Fukushima, qui comptait déjà des installations hydroélectriques, est aussi devenu une terre d'accueil de centrales à biomasse, et d'éoliennes dans ses montagnes.

Mais le chemin restant à parcourir est encore long, surtout dans les têtes, prévient M. Saito.

Un avis partagé par Motoaki Sagara, le patron d'Apollo Group, un petit fournisseur local d'énergie qui a considérablement étoffé son offre dans les énergies renouvelables ces dernières années.

"Nous générons de l'électricité avec des parcs photovoltaïques et nous la vendons à des particuliers. Le prix est juste un peu plus élevé (que l'électricité venant d'énergies conventionnelles, NDLR). Mais souvent nos clients nous disent qu'ils préfèrent l'électricité la moins chère", dit M. Sagara à l'AFP.

Les subventions "nous aident et nous motivent" pour développer les énergies vertes. Mais elles sont "à double tranchant", juge-t-il, car si cette manne s'arrêtait des entreprises comme la sienne se retrouveraient en difficulté.

- Circuits courts -

Pour sensibiliser davantage sa population, Fukushima encourage la création de circuits courts énergétiques, où de l'électricité est produite et consommée sur place.

C'est le cas à Katsurao, un petit village niché dans une vallée boisée à une vingtaine de kilomètres de la centrale nucléaire dévastée.
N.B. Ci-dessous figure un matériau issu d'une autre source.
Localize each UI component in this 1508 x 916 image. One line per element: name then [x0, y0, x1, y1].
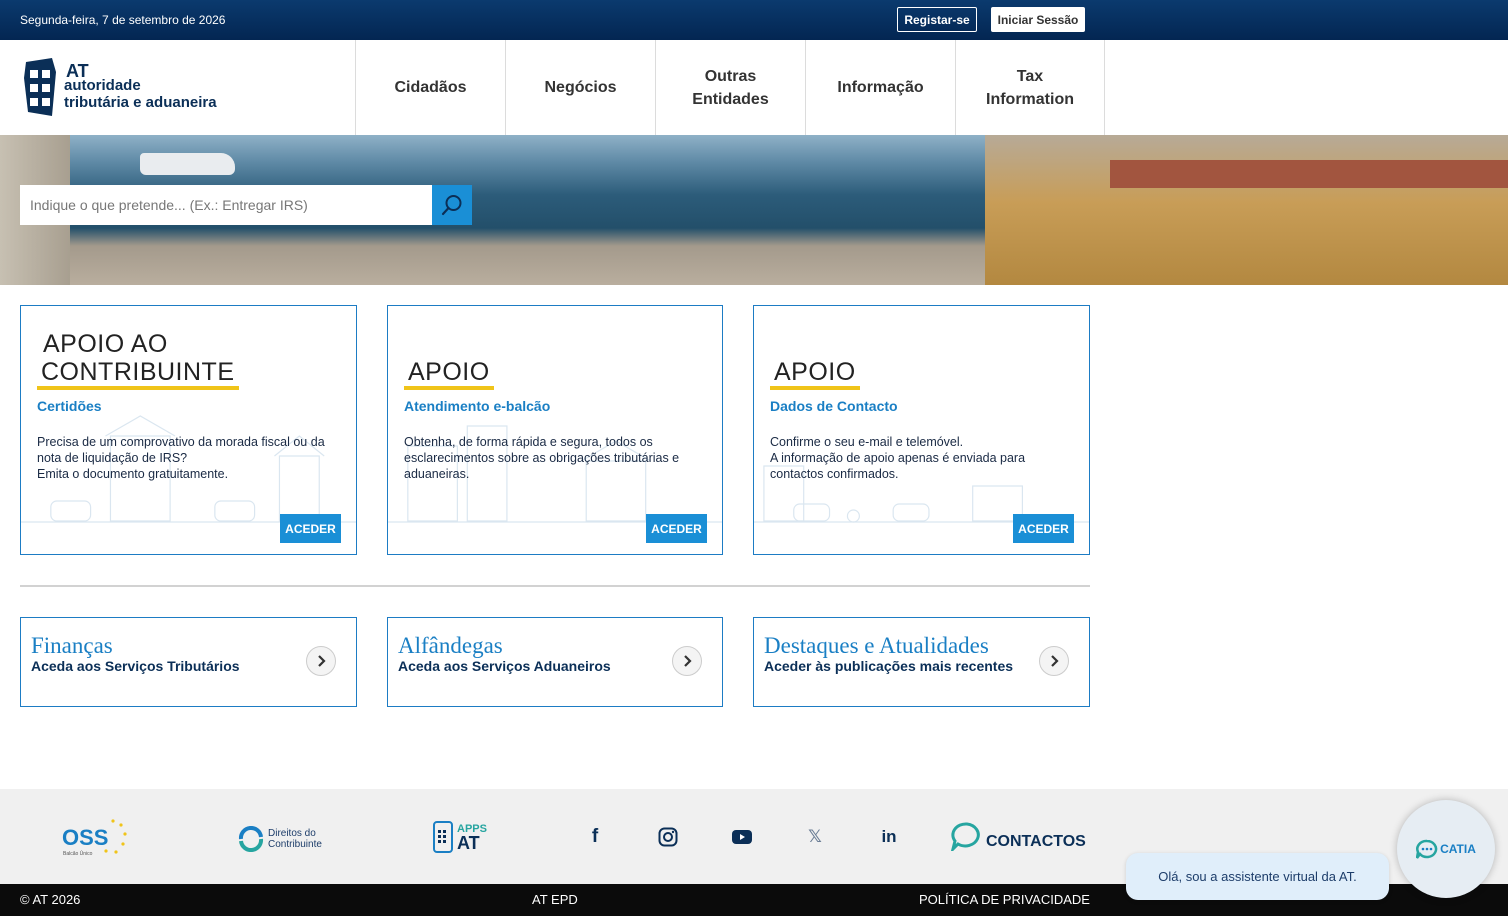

La commune avait été évacuée entre 2011 et 2016 à cause des radiations et compte seulement 450 habitants aujourd'hui, moins d'un tiers de sa population d'avant.

Sur une ancienne rizière ayant servi à stocker des dépôts radioactifs lors des travaux de décontamination se tient désormais un parc solaire, dont l'électricité est directement consommée dans le village.

"C'est la première communauté autonome du pays dotée d'un micro-réseau" électrique, s'enorgueillit Seiichi Suzuki, le vice-président de Katsuden, la mini-compagnie d'électricité locale. A leur retour, "les habitants avaient exprimé leur forte envie de vivre avec des sources d'énergie naturelles", et les aides publiques ont suivi.

"Quand on utilise de l'électricité produite dans la communauté, c'est plus facile de voir comment elle est générée. Cela me rassure (...) et c'est bon pour l'environnement" commente Hideaki Ishii, épicier-restaurateur à Katsurao.

Cependant le parc solaire ne couvre que 40% des besoins en électricité du village en moyenne par an, précise M. Suzuki.

Une centrale à biomasse est en projet. Mais certains habitants sont contre, craignant qu'elle ne dégage des émissions radioactives si elle employait par mégarde des matières organiques contaminées, confie M. Suzuki. A Fukushima, même quand il s'agit d'énergies renouvelables, les démons de l'accident nucléaire ne sont jamais loin.